Posted by: Stephen | November 1, 2005 03:28 PM

Thanks for your comments, Lisa. I invite you and everyone to check out my flickr portfolio of everything you mentioned - even an indoor photo inside Christ the Saviour - I didn't know it was forbidden to take fotos, and I got yelled at - but beautiful nonetheless. And yes, the Peter I monument is a behemoth, but my local friends didn't complain, and neither did I. I thought it was cool. I think the cheesy amusement park and the PEPSI ad next to it are more garish.

My flickr photos that have Christ the Saviour and Peter are found at

Posted by: kuzmich | November 1, 2005 04:17 PM

Hey, why no picture of the monument to kitsch? Lisa, you tease!

Posted by: Adriana | November 1, 2005 10:45 PM

Sorry, all - the photos are coming! Please check back in shortly! As for the rumor about Luzhkov being a "patron of the artist," it's certainly true that the sculptor, Zurab Tsereteli, has been hired to do millions of dollars worth of projects around Moscow since 1995. He also is the designer of a giant teardrop-shaped monument to the victims of Sept. 11, which has caused a stir of its own in the US...

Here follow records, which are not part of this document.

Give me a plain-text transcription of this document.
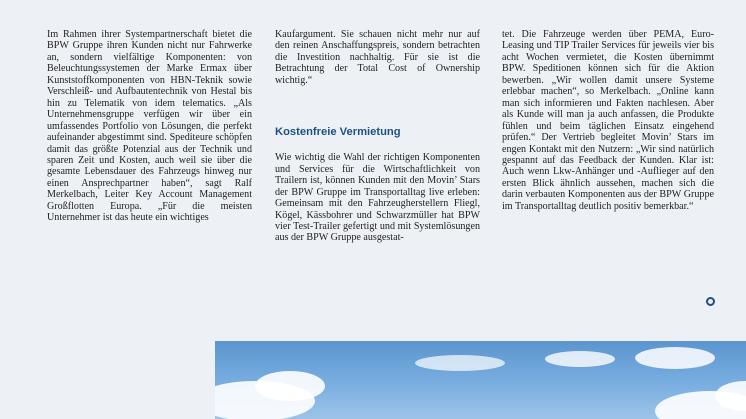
Im Rahmen ihrer Systempartnerschaft bietet die BPW Gruppe ihren Kunden nicht nur Fahrwerke an, sondern vielfältige Komponenten: von Beleuchtungssystemen der Marke Ermax über Kunststoffkomponenten von HBN-Teknik sowie Verschleiß- und Aufbautentechnik von Hestal bis hin zu Telematik von idem telematics. „Als Unternehmensgruppe verfügen wir über ein umfassendes Portfolio von Lösungen, die perfekt aufeinander abgestimmt sind. Spediteure schöpfen damit das größte Potenzial aus der Technik und sparen Zeit und Kosten, auch weil sie über die gesamte Lebensdauer des Fahrzeugs hinweg nur einen Ansprechpartner haben“, sagt Ralf Merkelbach, Leiter Key Account Management Großflotten Europa. „Für die meisten Unternehmer ist das heute ein wichtiges

Kaufargument. Sie schauen nicht mehr nur auf den reinen Anschaffungspreis, sondern betrachten die Investition nachhaltig. Für sie ist die Betrachtung der Total Cost of Ownership wichtig.“

Kostenfreie Vermietung

Wie wichtig die Wahl der richtigen Komponenten und Services für die Wirtschaftlichkeit von Trailern ist, können Kunden mit den Movin’ Stars der BPW Gruppe im Transportalltag live erleben: Gemeinsam mit den Fahrzeugherstellern Fliegl, Kögel, Kässbohrer und Schwarzmüller hat BPW vier Test-Trailer gefertigt und mit Systemlösungen aus der BPW Gruppe ausgestat-

tet. Die Fahrzeuge werden über PEMA, Euro-Leasing und TIP Trailer Services für jeweils vier bis acht Wochen vermietet, die Kosten übernimmt BPW. Speditionen können sich für die Aktion bewerben. „Wir wollen damit unsere Systeme erlebbar machen“, so Merkelbach. „Online kann man sich informieren und Fakten nachlesen. Aber als Kunde will man ja auch anfassen, die Produkte fühlen und beim täglichen Einsatz eingehend prüfen.“ Der Vertrieb begleitet Movin’ Stars im engen Kontakt mit den Nutzern: „Wir sind natürlich gespannt auf das Feedback der Kunden. Klar ist: Auch wenn Lkw-Anhänger und -Auflieger auf den ersten Blick ähnlich aussehen, machen sich die darin verbauten Komponenten aus der BPW Gruppe im Transportalltag deutlich positiv bemerkbar.“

Posted by: Lisa Dickey | November 2, 2005 12:17 AM

I was a student studying abroad in Moscow during the fall of 1995 and returned again in November of 2000. I was amazed at the changes that had occurred during that brief span of time.

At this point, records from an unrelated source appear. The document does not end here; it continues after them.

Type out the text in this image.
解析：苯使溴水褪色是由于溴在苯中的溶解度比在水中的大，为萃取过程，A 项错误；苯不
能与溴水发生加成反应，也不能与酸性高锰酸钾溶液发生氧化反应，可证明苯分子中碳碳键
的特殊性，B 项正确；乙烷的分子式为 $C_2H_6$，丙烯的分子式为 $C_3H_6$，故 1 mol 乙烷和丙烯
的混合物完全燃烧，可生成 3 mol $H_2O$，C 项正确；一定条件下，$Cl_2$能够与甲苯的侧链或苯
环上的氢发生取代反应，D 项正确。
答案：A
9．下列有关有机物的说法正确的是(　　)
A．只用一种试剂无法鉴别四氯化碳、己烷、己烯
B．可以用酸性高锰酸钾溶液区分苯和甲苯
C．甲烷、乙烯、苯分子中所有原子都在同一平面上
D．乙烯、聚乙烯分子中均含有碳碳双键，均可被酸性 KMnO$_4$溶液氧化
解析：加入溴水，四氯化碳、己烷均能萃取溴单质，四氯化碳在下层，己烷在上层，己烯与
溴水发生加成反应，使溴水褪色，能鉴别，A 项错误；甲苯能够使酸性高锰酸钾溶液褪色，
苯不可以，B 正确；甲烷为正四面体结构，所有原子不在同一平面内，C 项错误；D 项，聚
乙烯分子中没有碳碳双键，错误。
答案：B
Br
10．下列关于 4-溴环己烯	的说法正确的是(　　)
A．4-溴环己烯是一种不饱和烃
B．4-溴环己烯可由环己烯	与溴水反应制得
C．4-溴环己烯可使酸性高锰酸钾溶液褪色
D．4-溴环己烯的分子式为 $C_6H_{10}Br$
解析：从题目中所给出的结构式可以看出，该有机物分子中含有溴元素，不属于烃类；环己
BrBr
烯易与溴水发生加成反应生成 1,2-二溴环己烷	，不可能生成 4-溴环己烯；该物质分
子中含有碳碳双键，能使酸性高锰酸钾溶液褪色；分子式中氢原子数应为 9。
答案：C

One of the biggest changes was that it felt safer. It seemed that one could not go anywhere in 1995 without crossing the paths of "flatheads" or young mafioso. I even had to walk over a crime scene in 1995, complete with the body of a crime victim.

But in 2000, this same fear and trepidation was absent. I am under no illusions that crime is still a serious issue in Moscow. But I felt hope in the changes and optimistic for the city and its citizens. I'm hoping the postings for this article show even more improvement since 2000 and will eagerly await them.

Posted by: Chris Cagle | November 2, 2005 06:19 PM

I have heard another name for the statue of the Peter The Great - "Oilman" (Neftianik). Ship looks like an Oil Rig from far away. Some part of Moscow's prosperity comes from high oil prices. Consequently, it is nice monument to the worker of the oil industry.

Posted by: Alex | November 3, 2005 02:36 AM

The author of the Peter the Great statue is Zurab Tsereteli, currently also President of the Russian Academy of Fine Arts. A "koniunkturshtch" already successful in Soviet time. For another piece of kitsch of his hand, go to the UN in New York and look for a St Georges fighting dragons in the guise of Pershing II cruise missiles. It looms large left of the gate to the garden.
Tsereteli does not lack self assurance: he has his own self-glorifying museum in Moscow and a thought provoking web site (

Posted by: daeng | November 15, 2005 10:27 PM

The statue is actually not all that bad and only time will tell whether it fits the city. When the Eiffel tower was just erected it has also drawn lots of criticism but now it is a symbol of not only Paris but the whole France!